In short, Ford is on track to build up a high-volume EV business much faster than Rivian. Meanwhile, the storied automaker's legacy business continues to churn out cash, including an estimated $4 billion to $5 billion of adjusted free cash flow in 2021.

It's certainly possible that Rivian will grow into its $70 billion-plus market cap over the next decade (and far more plausible than when Rivian's market cap peaked above $150 billion two months ago). But it faces a tough slog between now and then, and there's no guarantee that it will be able to make big inroads in the pickup market, where brand loyalty remains extremely strong.

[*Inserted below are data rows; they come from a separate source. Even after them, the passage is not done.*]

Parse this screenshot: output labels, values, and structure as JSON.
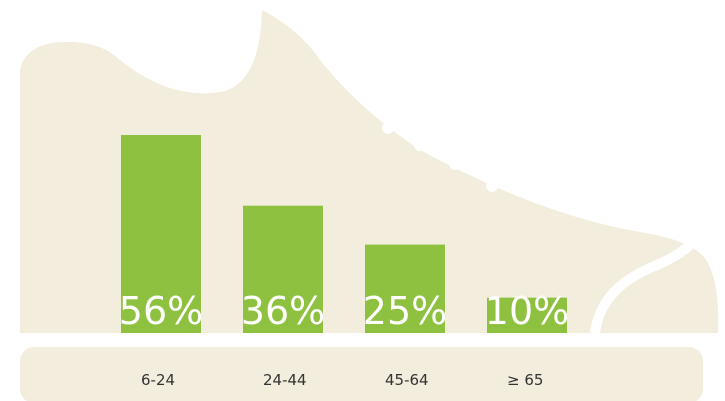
{
  "chart_data": {
    "type": "bar",
    "categories": [
      "6-24",
      "24-44",
      "45-64",
      "≥ 65"
    ],
    "values": [
      56,
      36,
      25,
      10
    ],
    "value_labels": [
      "56%",
      "36%",
      "25%",
      "10%"
    ],
    "color": "#8dc13f"
  }
}
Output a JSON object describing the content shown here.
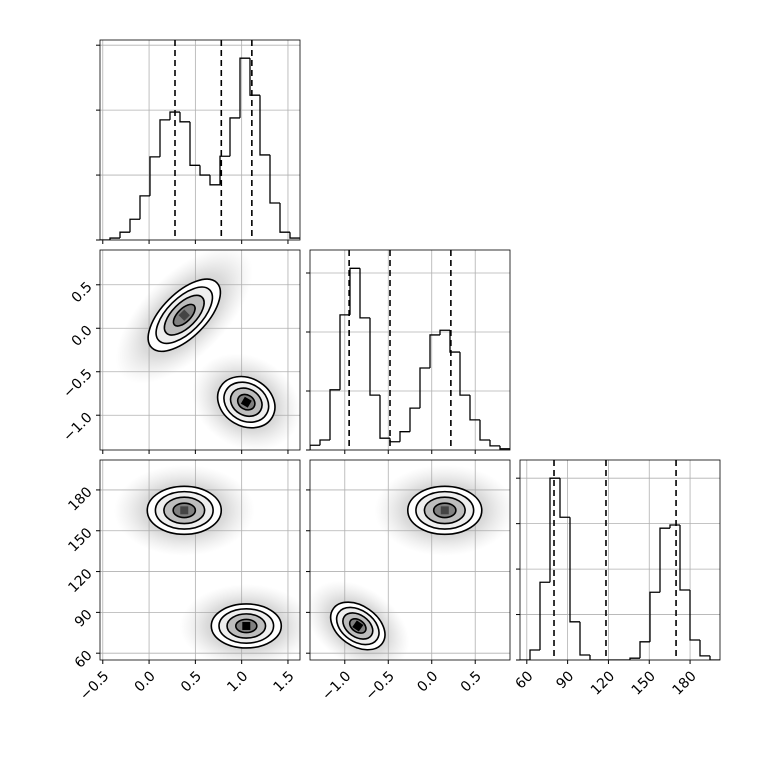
{
  "chart_data": [
    {
      "type": "histogram",
      "color": "#000000",
      "grid": true,
      "bins": [
        -0.53,
        -0.422,
        -0.314,
        -0.206,
        -0.098,
        0.01,
        0.118,
        0.226,
        0.334,
        0.442,
        0.55,
        0.658,
        0.766,
        0.874,
        0.982,
        1.09,
        1.198,
        1.306,
        1.414,
        1.522,
        1.63
      ],
      "counts": [
        0,
        0.03,
        0.12,
        0.32,
        0.68,
        1.28,
        1.85,
        1.97,
        1.82,
        1.15,
        1.0,
        0.85,
        1.29,
        1.88,
        2.8,
        2.23,
        1.31,
        0.57,
        0.12,
        0.03
      ],
      "quantiles": [
        0.28,
        0.78,
        1.11
      ],
      "xlim": [
        -0.53,
        1.63
      ],
      "xticks": [
        -0.5,
        0,
        0.5,
        1,
        1.5
      ],
      "ylim": [
        0,
        3.08
      ],
      "yticks": [
        0,
        1,
        2,
        3
      ]
    },
    {
      "type": "scatter",
      "grid": true,
      "clusters": [
        {
          "x": 0.38,
          "y": 0.15
        },
        {
          "x": 1.05,
          "y": -0.85
        }
      ],
      "xlim": [
        -0.53,
        1.63
      ],
      "xticks": [
        -0.5,
        0,
        0.5,
        1,
        1.5
      ],
      "ylim": [
        -1.4,
        0.9
      ],
      "yticks": [
        {
          "value": -1.0,
          "label": "−1.0"
        },
        {
          "value": -0.5,
          "label": "−0.5"
        },
        {
          "value": 0,
          "label": "0.0"
        },
        {
          "value": 0.5,
          "label": "0.5"
        }
      ]
    },
    {
      "type": "histogram",
      "color": "#000000",
      "grid": true,
      "bins": [
        -1.4,
        -1.285,
        -1.17,
        -1.055,
        -0.94,
        -0.825,
        -0.71,
        -0.595,
        -0.48,
        -0.365,
        -0.25,
        -0.135,
        -0.02,
        0.095,
        0.21,
        0.325,
        0.44,
        0.555,
        0.67,
        0.785,
        0.9
      ],
      "counts": [
        0.08,
        0.17,
        1.02,
        2.29,
        3.08,
        2.24,
        0.93,
        0.2,
        0.14,
        0.31,
        0.71,
        1.39,
        1.95,
        2.03,
        1.66,
        0.93,
        0.51,
        0.17,
        0.07,
        0.02
      ],
      "quantiles": [
        -0.95,
        -0.48,
        0.22
      ],
      "xlim": [
        -1.4,
        0.9
      ],
      "xticks": [
        -1.0,
        -0.5,
        0,
        0.5
      ],
      "ylim": [
        0,
        3.39
      ],
      "yticks": [
        0,
        1,
        2,
        3
      ]
    },
    {
      "type": "scatter",
      "grid": true,
      "clusters": [
        {
          "x": 0.38,
          "y": 165
        },
        {
          "x": 1.05,
          "y": 80
        }
      ],
      "xlim": [
        -0.53,
        1.63
      ],
      "xticks": [
        {
          "value": -0.5,
          "label": "−0.5"
        },
        {
          "value": 0,
          "label": "0.0"
        },
        {
          "value": 0.5,
          "label": "0.5"
        },
        {
          "value": 1,
          "label": "1.0"
        },
        {
          "value": 1.5,
          "label": "1.5"
        }
      ],
      "ylim": [
        55,
        202
      ],
      "yticks": [
        60,
        90,
        120,
        150,
        180
      ]
    },
    {
      "type": "scatter",
      "grid": true,
      "clusters": [
        {
          "x": 0.15,
          "y": 165
        },
        {
          "x": -0.85,
          "y": 80
        }
      ],
      "xlim": [
        -1.4,
        0.9
      ],
      "xticks": [
        {
          "value": -1.0,
          "label": "−1.0"
        },
        {
          "value": -0.5,
          "label": "−0.5"
        },
        {
          "value": 0,
          "label": "0.0"
        },
        {
          "value": 0.5,
          "label": "0.5"
        }
      ],
      "ylim": [
        55,
        202
      ],
      "yticks": [
        60,
        90,
        120,
        150,
        180
      ]
    },
    {
      "type": "histogram",
      "color": "#000000",
      "grid": true,
      "bins": [
        55,
        62.35,
        69.7,
        77.05,
        84.4,
        91.75,
        99.1,
        106.45,
        113.8,
        121.15,
        128.5,
        135.85,
        143.2,
        150.55,
        157.9,
        165.25,
        172.6,
        179.95,
        187.3,
        194.65,
        202
      ],
      "counts": [
        0,
        0.22,
        1.71,
        4.0,
        3.14,
        0.84,
        0.11,
        0,
        0,
        0,
        0,
        0.04,
        0.4,
        1.49,
        2.9,
        2.97,
        1.54,
        0.44,
        0.09,
        0
      ],
      "quantiles": [
        80,
        118.2,
        169.7
      ],
      "xlim": [
        55,
        202
      ],
      "xticks": [
        60,
        90,
        120,
        150,
        180
      ],
      "ylim": [
        0,
        4.4
      ],
      "yticks": [
        0,
        1,
        2,
        3,
        4
      ]
    }
  ]
}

Today, Ford's 102 million shares of Rivian stock are worth over $8 billion. Cashing out would give the company a big cash infusion that it could use to accelerate its growth investments, fund restructuring efforts that would boost future profitability, or even just buy back some Ford stock. Ford has a solid foundation for future success in the EV market, and it should bet on its own future rather than holding Rivian stock as a long-term investment.